Thursday, April 9, 2015

Top 10 players in Alabama Basketball history...
The Moose - Jerry Harper      


     It is difficult to compare players in different eras. Each generation tends to believe that the years they observed the game was the best. I know longer even try. This is going to be the first in a series on my picks of the top ten players who wore the Crimson and White. I’m not going to rank them now. At the end I’ll put down in the order I think they merit.

       
Jerry Harper still leads
the Tide in career rebounds
  Jerry Harper was 6-8 inches tall and weighed around 220 lbs.  He played at the University of Alabama from 1952-56.  His friends called him Moose. His opponents called him a holy terror. At o
ne time he held 16 of the 18 official records kept by the SEC in his era. That's how good he was. He was a bull of a young man. I can remember him being the tallest human I’d ever seen at the age of 9 years. I can also remember him taking the time to shake my hand and ask me if I was going to play at Alabama one day. “I hope”, was all I could muster. Harper still leads the Crimson Tide in rebounding even thought the last game he played was almost 50 years ago. He still holds the SEC record for rebounds, and it is a record that will never be broken in all likelihood. That surreal number is 1806. Think about that for a moment. That is over 400 hundred a year. Some years his team only played 24 games.


Three Time All-American ...

  
          He was a Second Team All-American his freshman year. After that he was First Team All-American. He averaged more than 20 points per game for his career. The only three point plays in his days were the old fashioned kind. His senior year he scored 21.3 ppg and an unbelievable 21.5 rebounds an outing. I don’t care what era you played. Those numbers are astonishing.  He played for a great coach, Johnny Dee, whose excellence seems to be lost in Alabama basketball history. Harper played for the nationally prominent Rocket Eight which was named after an Oldsmobile.  Harper was the rocket engine on that team. Harper’s team was the first team to score over 100 points against Kentucky. He wasn’t recruited by Kentucky, and Harper made sure they remembered their error.  He as a First Team All-American his junior and senior years. He is the only player from Alabama to hold that accomplishment. He is member Sports Hall of Fan. 

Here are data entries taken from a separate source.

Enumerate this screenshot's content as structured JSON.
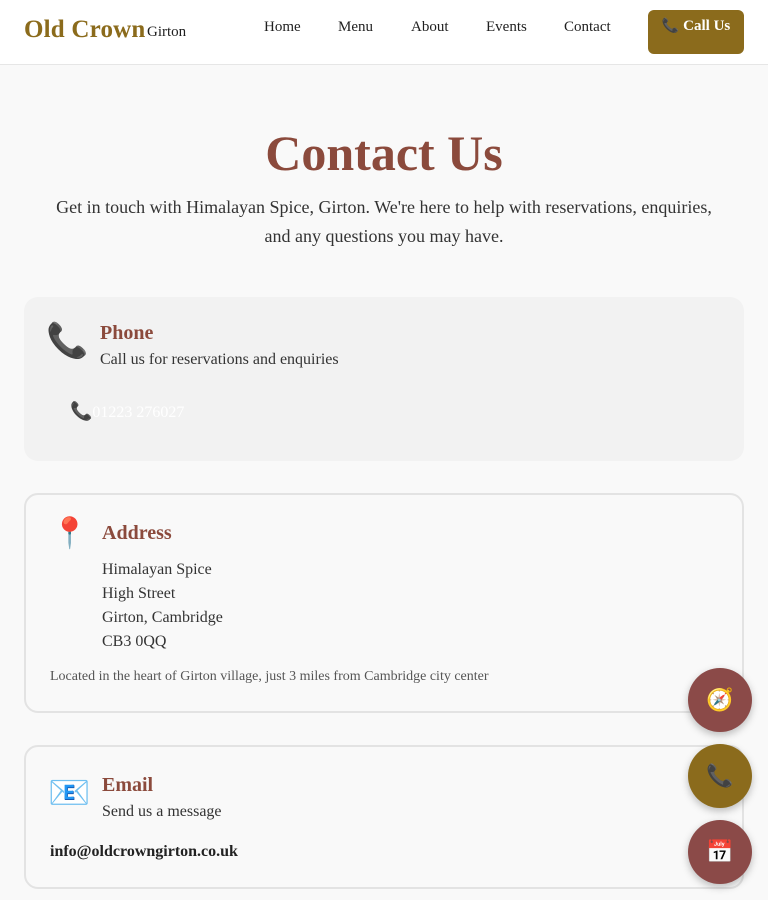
{
  "header": {
    "brand_name": "Old Crown",
    "brand_sub": "Girton",
    "nav": {
      "home": "Home",
      "menu": "Menu",
      "about": "About",
      "events": "Events",
      "contact": "Contact"
    },
    "call_button": "Call Us",
    "call_icon": "📞"
  },
  "hero": {
    "title": "Contact Us",
    "intro": "Get in touch with Himalayan Spice, Girton. We're here to help with reservations, enquiries, and any questions you may have."
  },
  "phone_card": {
    "icon": "📞",
    "title": "Phone",
    "subtitle": "Call us for reservations and enquiries",
    "number_icon": "📞",
    "number": "01223 276027"
  },
  "address_card": {
    "icon": "📍",
    "title": "Address",
    "lines": [
      "Himalayan Spice",
      "High Street",
      "Girton, Cambridge",
      "CB3 0QQ"
    ],
    "note": "Located in the heart of Girton village, just 3 miles from Cambridge city center"
  },
  "email_card": {
    "icon": "📧",
    "title": "Email",
    "subtitle": "Send us a message",
    "address": "info@oldcrowngirton.co.uk"
  },
  "fabs": {
    "directions_icon": "🧭",
    "call_icon": "📞",
    "book_icon": "📅"
  },
  "colors": {
    "gold": "#8b6b1c",
    "maroon": "#8b4a3c",
    "fab_maroon": "#8b4a48"
  }
}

Hard to understand how great Harper was ...


   
    It is difficult to explain how good Harper really was. He was huge for his day. He was so strong it was amazing, and he could jump. He was a goor free throw shooter who got over 480 chances in his career. He could make jump shots, but if he got you down low and his back was to the basket he was going to score.  Stats were a little different in those days. What percentage did he actually shoot? I’d say over 45%. He scored, or if he missed he frequently got his own rebound and then scored. Other players would actually step out of his way when he went up for a rebound. He had razor sharp elbows and knew how to use them. He was my first hero.  Could he play today? He certainly would start for most Alabama teams since his day. If he played this season he would have been the best player on the team. Alabama would have made the NCAA and could have had a run. He was ahead of his time. He was a great athlete and an even better basketball player. Any list of the top 10 players in Alabama history would not be credible without Moose. He died in 2001 at the age of 67 after fighting cancer for a decade. I can still see his smiling face and that flat-top haircut. I got my hair cut just like his because I idolized him. He was friendly and outgoing until he stepped on the court.  He then became a machine who mowed down anything in his way. He called me “little Bill”.  His presence is a fresh in my mind as Levi Randolph is today. He was a man among children. I'm not sure Alabama has ever had a more complete player than Jerry Harper.